Woman tries to pet the aggressive swans at Prospect Park Lake. Excellent idea.

Non-denominational waterfowl feeding.

I went out last week hoping to see the Orthodox Jews throwing their leavened bread at the Prospect Park geese before Passover. The Prospect Park Alliance publicly notified them not to try to foist off their chametz on the waterfowl feeding. That ticked off the community, who denied any such plans., to the New York Times and the Brooklyn Paper.

So I headed over to the prime duck-feeding spot on the lake in Prospect Park on both the eve and morning of Passover. Let’s be honest, I was hoping for a spectacle: maybe 10 guys in 5 kinds of fur hats, surrounded by their collective 87 children and 10 wives in perfect wigs, all hurling bags of bread at grateful Canada geese. The aggressive swan family that lives there might charge them. A Park Slope mom might passive-aggressively read the sign about not feeding the waterfowl outloud to her kids. The pushy Peking ducks that follow bird feeders away from the lake might try to follow these generous Jews all the way home to Borough Park.

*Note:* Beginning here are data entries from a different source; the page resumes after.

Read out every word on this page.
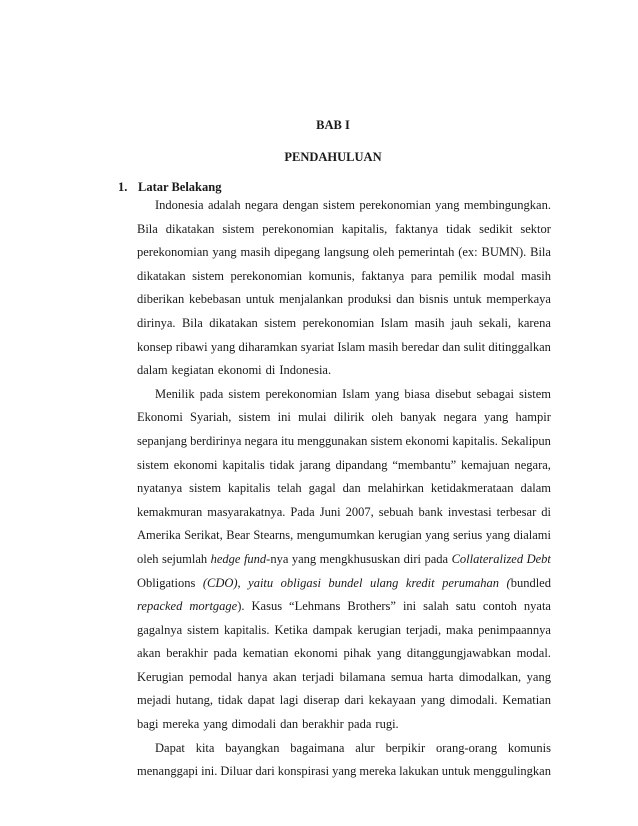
BAB I
PENDAHULUAN
1. Latar Belakang
Indonesia adalah negara dengan sistem perekonomian yang membingungkan.
Bila dikatakan sistem perekonomian kapitalis, faktanya tidak sedikit sektor
perekonomian yang masih dipegang langsung oleh pemerintah (ex: BUMN). Bila
dikatakan sistem perekonomian komunis, faktanya para pemilik modal masih
diberikan kebebasan untuk menjalankan produksi dan bisnis untuk memperkaya
dirinya. Bila dikatakan sistem perekonomian Islam masih jauh sekali, karena
konsep ribawi yang diharamkan syariat Islam masih beredar dan sulit ditinggalkan
dalam kegiatan ekonomi di Indonesia.
Menilik pada sistem perekonomian Islam yang biasa disebut sebagai sistem
Ekonomi Syariah, sistem ini mulai dilirik oleh banyak negara yang hampir
sepanjang berdirinya negara itu menggunakan sistem ekonomi kapitalis. Sekalipun
sistem ekonomi kapitalis tidak jarang dipandang “membantu” kemajuan negara,
nyatanya sistem kapitalis telah gagal dan melahirkan ketidakmerataan dalam
kemakmuran masyarakatnya. Pada Juni 2007, sebuah bank investasi terbesar di
Amerika Serikat, Bear Stearns, mengumumkan kerugian yang serius yang dialami
oleh sejumlah hedge fund-nya yang mengkhususkan diri pada Collateralized Debt
Obligations (CDO), yaitu obligasi bundel ulang kredit perumahan (bundled
repacked mortgage). Kasus “Lehmans Brothers” ini salah satu contoh nyata
gagalnya sistem kapitalis. Ketika dampak kerugian terjadi, maka penimpaannya
akan berakhir pada kematian ekonomi pihak yang ditanggungjawabkan modal.
Kerugian pemodal hanya akan terjadi bilamana semua harta dimodalkan, yang
mejadi hutang, tidak dapat lagi diserap dari kekayaan yang dimodali. Kematian
bagi mereka yang dimodali dan berakhir pada rugi.
Dapat kita bayangkan bagaimana alur berpikir orang-orang komunis
menanggapi ini. Diluar dari konspirasi yang mereka lakukan untuk menggulingkan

Instead I got absolutely no visible Hasidim at the spot where people and ducks have come to agree is the best spot for feeding, the southwest corner of the lake. (I also looked around the shore and by the boathouse.)

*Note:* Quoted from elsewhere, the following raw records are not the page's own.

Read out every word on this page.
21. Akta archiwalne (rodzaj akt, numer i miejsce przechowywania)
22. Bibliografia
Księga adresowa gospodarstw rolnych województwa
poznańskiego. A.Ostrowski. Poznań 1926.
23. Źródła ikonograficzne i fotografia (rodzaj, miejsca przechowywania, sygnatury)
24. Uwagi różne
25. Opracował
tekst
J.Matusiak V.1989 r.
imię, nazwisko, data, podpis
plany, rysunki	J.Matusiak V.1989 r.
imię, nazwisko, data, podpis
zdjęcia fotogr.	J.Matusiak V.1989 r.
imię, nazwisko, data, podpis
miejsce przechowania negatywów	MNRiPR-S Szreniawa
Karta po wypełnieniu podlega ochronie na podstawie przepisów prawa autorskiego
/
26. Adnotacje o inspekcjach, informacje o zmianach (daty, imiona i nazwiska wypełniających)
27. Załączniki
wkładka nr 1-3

That’s not to say I didn’t see plenty of visibly Orthodox Jews feeding ducks earlier this spring. Sometimes there were even two men in formal garb. But mostly, just families like the rest of us. I’ve talked to people who say they have seen what sure looked like organized duck feeding. Years ago I wrote about a similar phenomena at the Central Park Zoo for New York Magazine. That would’ve been a bigger deal since the animals have a much more specialized diets.

Here, if a bunch of people want to feed ducks once a year as part of a religious tradition, just let them. Feeding ducks is part of a long American tradition, too. Who didn’t grow up feeding ducks with their parents?

The disadvantages the sign spells out to feeding the ducks–messed up migration, diet, behavior–may all be true. (Although the real reason for the policy is all about goose poop, but that’s another story.) But let’s compare the impact of a few people throwing food in a Brooklyn lake with the mere creation of Brooklyn, let alone the greater New  York City area. The Prospect Park lake is man-made and in the middle of the country’s biggest city that has chewed up wildlife and wetlands for centuries. But now, some families want to throw bread at ducks once a year and suddenly we’re upsetting the balance of nature?

If you’re a parent in Brooklyn, you know that you can’t go to any kind of outdoor, cultural, educational or kids event without running into Hassidic families. They seemingly are on a very active schedule of field trips. So it’s no surprise that they’d take part in the very American tradition of feeding ducks, too.